SP-Finanzdirektor Aebersold kontert darauf: «Es stimmt, dass das Wohnangebot insgesamt nicht zunimmt. Jedoch kann der Anteil jener Wohnungen, welche in einem preisgünstigen Segment angeboten werden, erhalten beziehungsweise erhöht werden, da die Stadt auf eine Maximalrendite verzichtet und keine Spekulation mit den Wohnungen betreibt.»

So werde die Stadt darauf verzichten, einen Umbau in Luxuswohnungen vorzunehmen oder die Wohnungen im Stockwerkeigentum auf den Markt zu bringen.

Der falsche Zeitpunkt?

Weiter befürchtet das bürgerliche Komitee, dass die Stadt Wohnungen zu überhöhten Preisen kaufen wird. «Der Immobilienmarkt ist derzeit überhitzt. Die Wahrscheinlichkeit, dass die Stadt zum jetzigen Zeitpunkt Immobilien zu einem überhöhten Preis kauft, ist gross», sagt Esseiva.

Dies schliesst Gemeinderat Aebersold allerdings aus: «Die Stadt wird keine spekulativen oder überteuerten Preise bezahlen. Zu den Aufgaben des Fonds für Boden- und Wohnbaupolitik gehört, am Boden- und Wohnungsmarkt zur Bekämpfung der Spekulation und der Preissteigerung teilzunehmen.»

Wie er dies bei verschiedenen Gelegenheiten zum Ausdruck gebracht hat, hofft Aebersold darauf, dass private Immobilienbesitzer bereit sind, bei Verkäufen auf den maximal erzielbaren Preis zu verzichten und die Wohnung günstig der Stadt zu verkaufen.

Neue Schulden geplant

Aebersold sieht vor, dass der Fonds die 60 Millionen Franken mit neuen Schulden finanziert.

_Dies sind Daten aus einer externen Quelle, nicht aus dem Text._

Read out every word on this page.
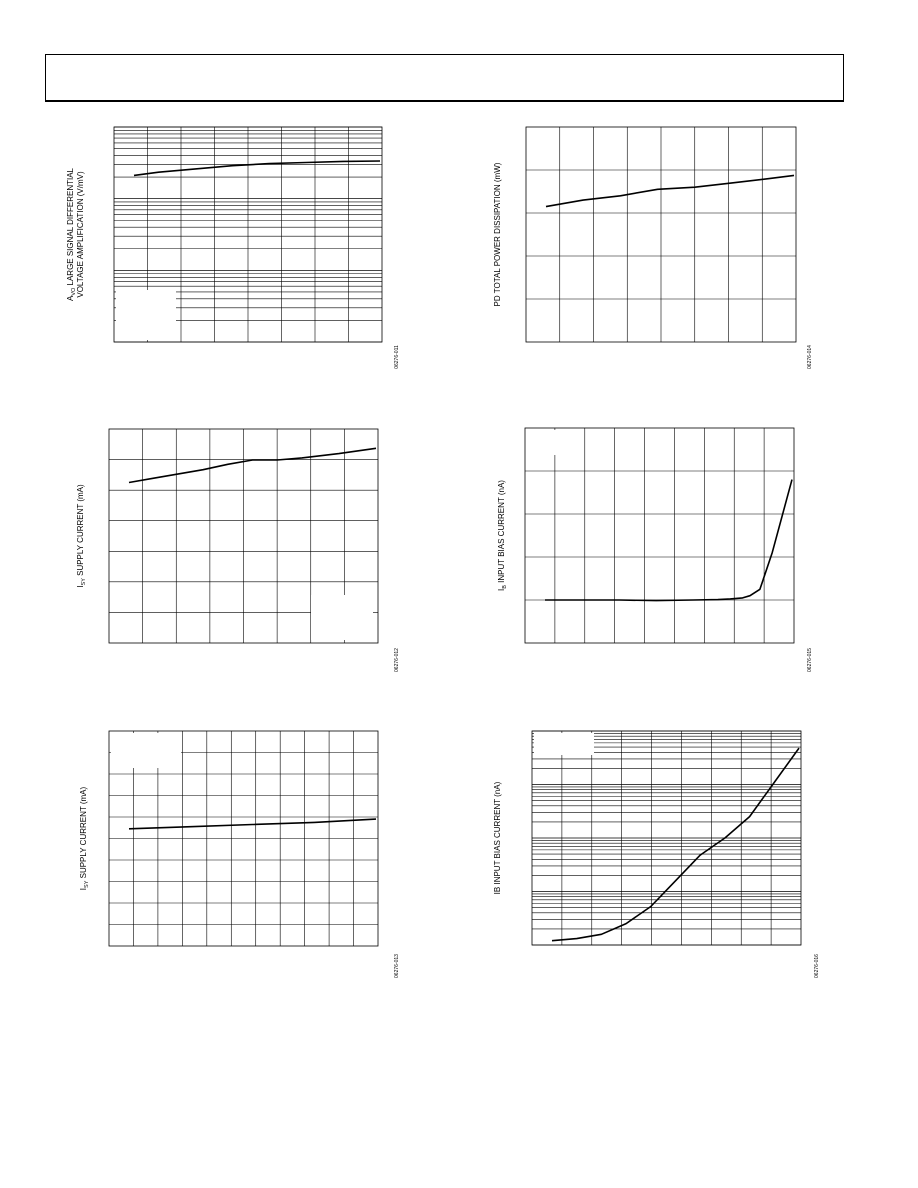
$A_{VO}$ LARGE SIGNAL DIFFERENTIAL VOLTAGE AMPLIFICATION (V/mV)
06276-011
PD TOTAL POWER DISSIPATION (mW)
06276-014
$I_{SY}$ SUPPLY CURRENT (mA)
06276-012
$I_B$ INPUT BIAS CURRENT (nA)
06276-015
$I_{SY}$ SUPPLY CURRENT (mA)
06276-013
IB INPUT BIAS CURRENT (nA)
06276-016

Heute beträgt die Verschuldung des Fonds 430 Millionen Franken. Angesichts einer Verschuldungsquote von 27 Prozent erachtet der Gemeinderat eine Zunahme der Verschuldung als «vertretbar».

Die zusätzlichen Schulden missfallen dagegen dem bürgerlichen Komitee: «Derzeit sind die Zinsen zwar sehr tief. Aber wenn sie wieder steigen, führt das zu stark steigenden Kosten», sagt Esseiva.

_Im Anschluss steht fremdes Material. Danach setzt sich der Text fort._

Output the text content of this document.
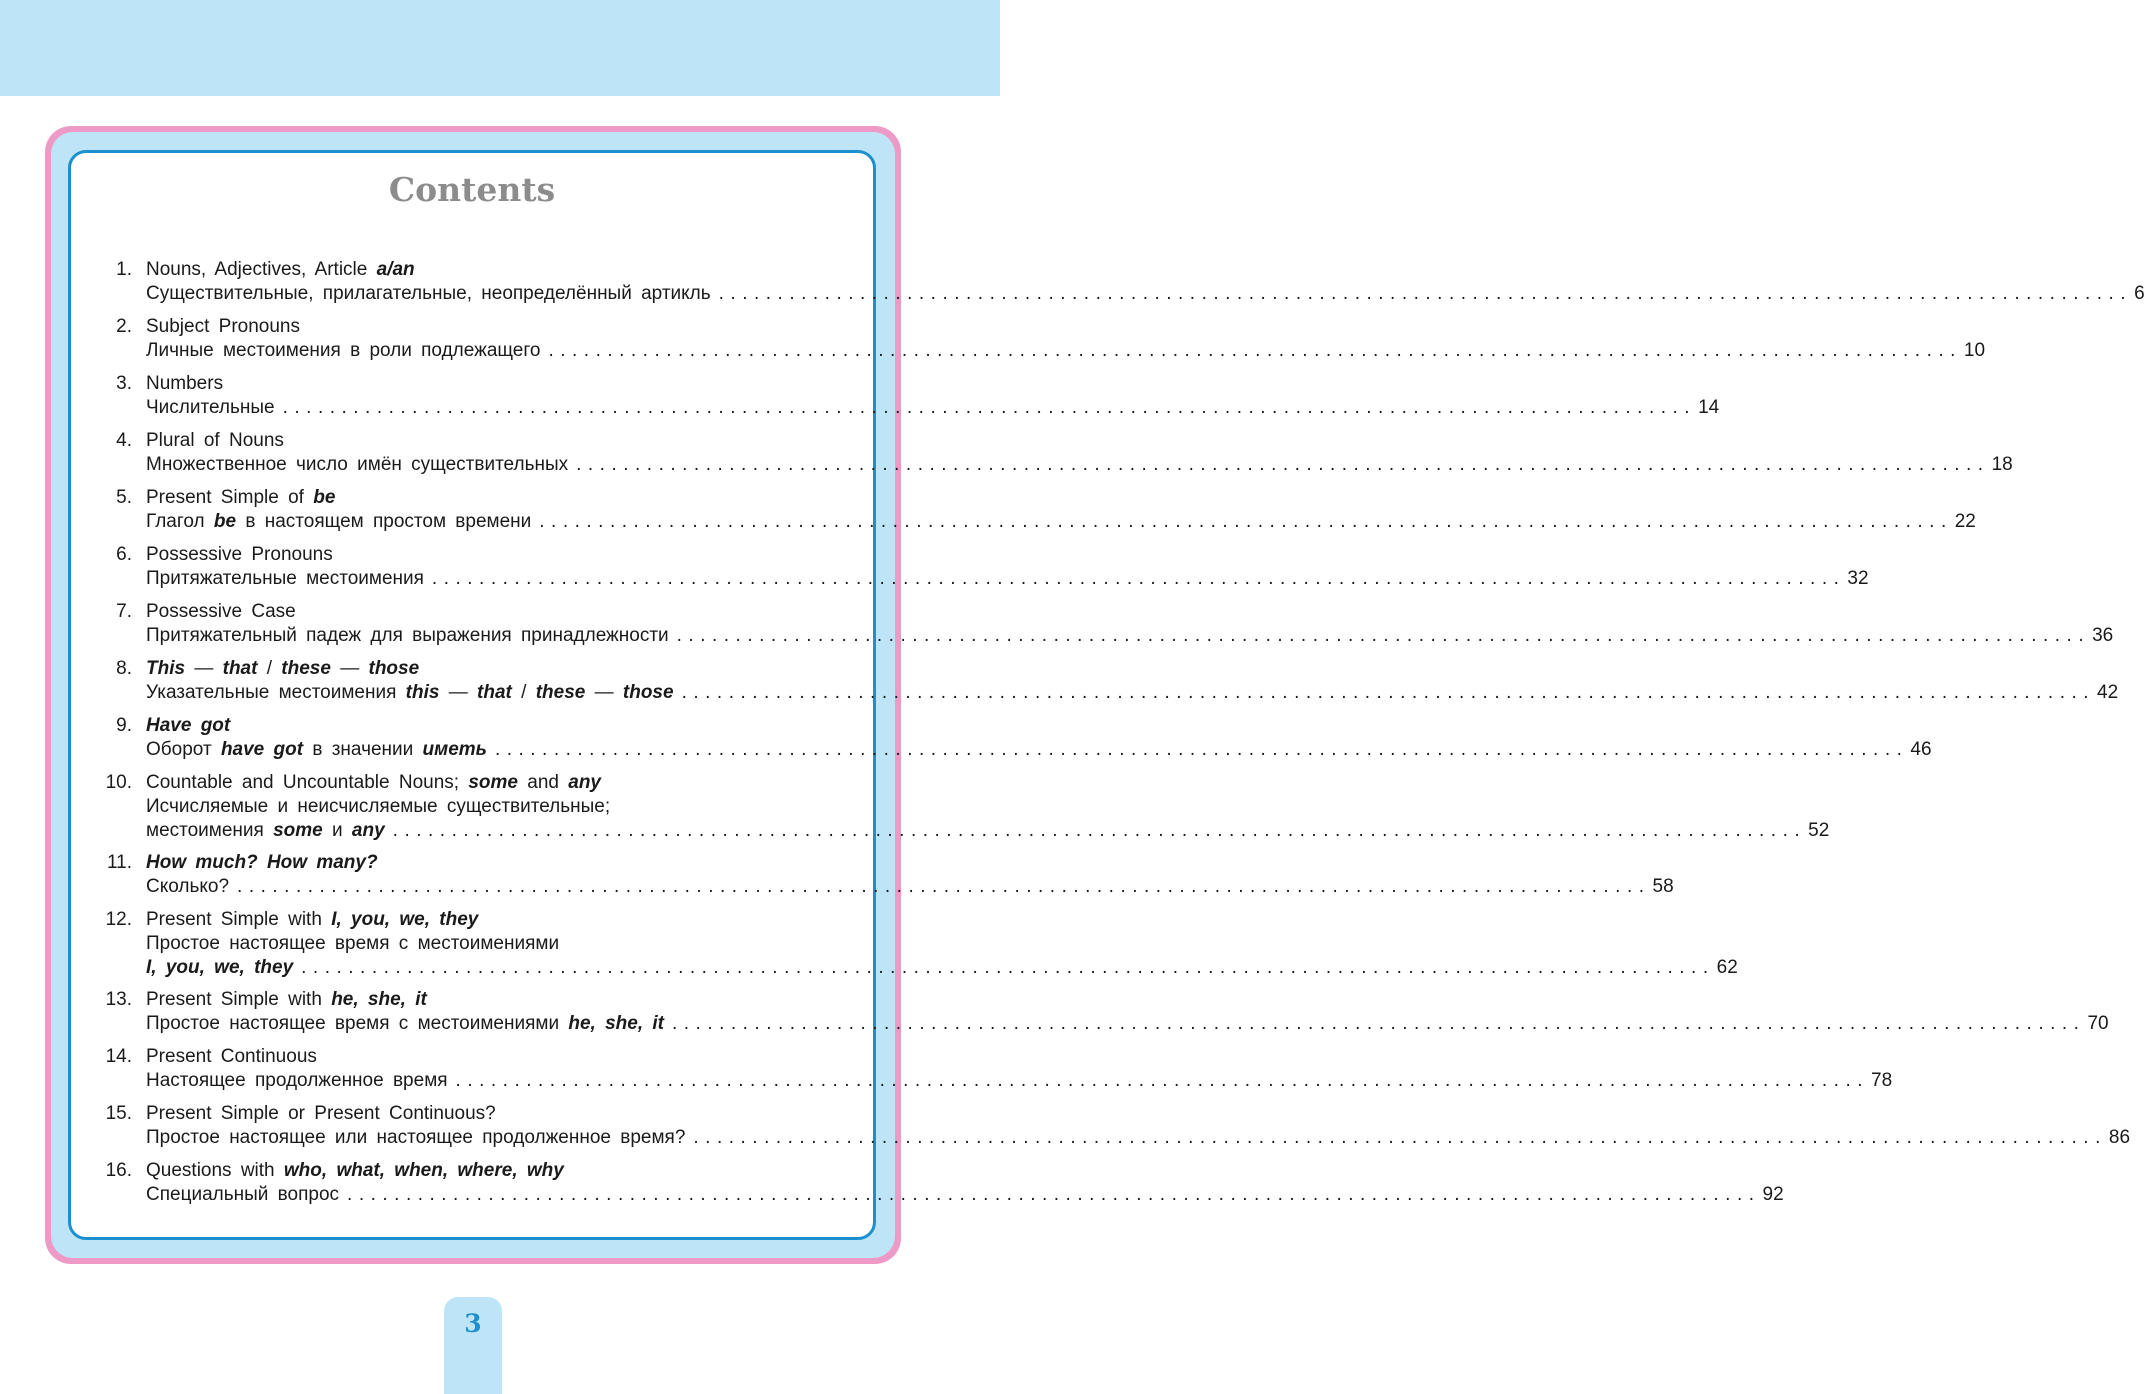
Contents
1. Nouns, Adjectives, Article a/an
Существительные, прилагательные, неопределённый артикль ........................................................................................................................ 6
2. Subject Pronouns
Личные местоимения в роли подлежащего ........................................................................................................................ 10
3. Numbers
Числительные ........................................................................................................................ 14
4. Plural of Nouns
Множественное число имён существительных ........................................................................................................................ 18
5. Present Simple of be
Глагол be в настоящем простом времени ........................................................................................................................ 22
6. Possessive Pronouns
Притяжательные местоимения ........................................................................................................................ 32
7. Possessive Case
Притяжательный падеж для выражения принадлежности ........................................................................................................................ 36
8. This — that / these — those
Указательные местоимения this — that / these — those ........................................................................................................................ 42
9. Have got
Оборот have got в значении иметь ........................................................................................................................ 46
10. Countable and Uncountable Nouns; some and any
Исчисляемые и неисчисляемые существительные;
местоимения some и any ........................................................................................................................ 52
11. How much? How many?
Сколько? ........................................................................................................................ 58
12. Present Simple with I, you, we, they
Простое настоящее время с местоимениями
I, you, we, they ........................................................................................................................ 62
13. Present Simple with he, she, it
Простое настоящее время с местоимениями he, she, it ........................................................................................................................ 70
14. Present Continuous
Настоящее продолженное время ........................................................................................................................ 78
15. Present Simple or Present Continuous?
Простое настоящее или настоящее продолженное время? ........................................................................................................................ 86
16. Questions with who, what, when, where, why
Специальный вопрос ........................................................................................................................ 92
3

Schliesslich befürchten die bürgerlichen Parteien, dass die Stadt Bern künftig die preisgünstigen Wohnungen den Mitgliedern und Wählern der links-grünen Parteien zuschanzt.

Finanzdirektor Aebersold verspricht dazu: «Die GüWR-Wohnungen werden nach strengen Vergabekriterien in Bezug auf Einkommen und Vermögen, Belegung sowie Niederlassung vermietet und jährlich kontrolliert. Bei der Vermietung sind politische Präferenzen und Parteibücher irrelevant.»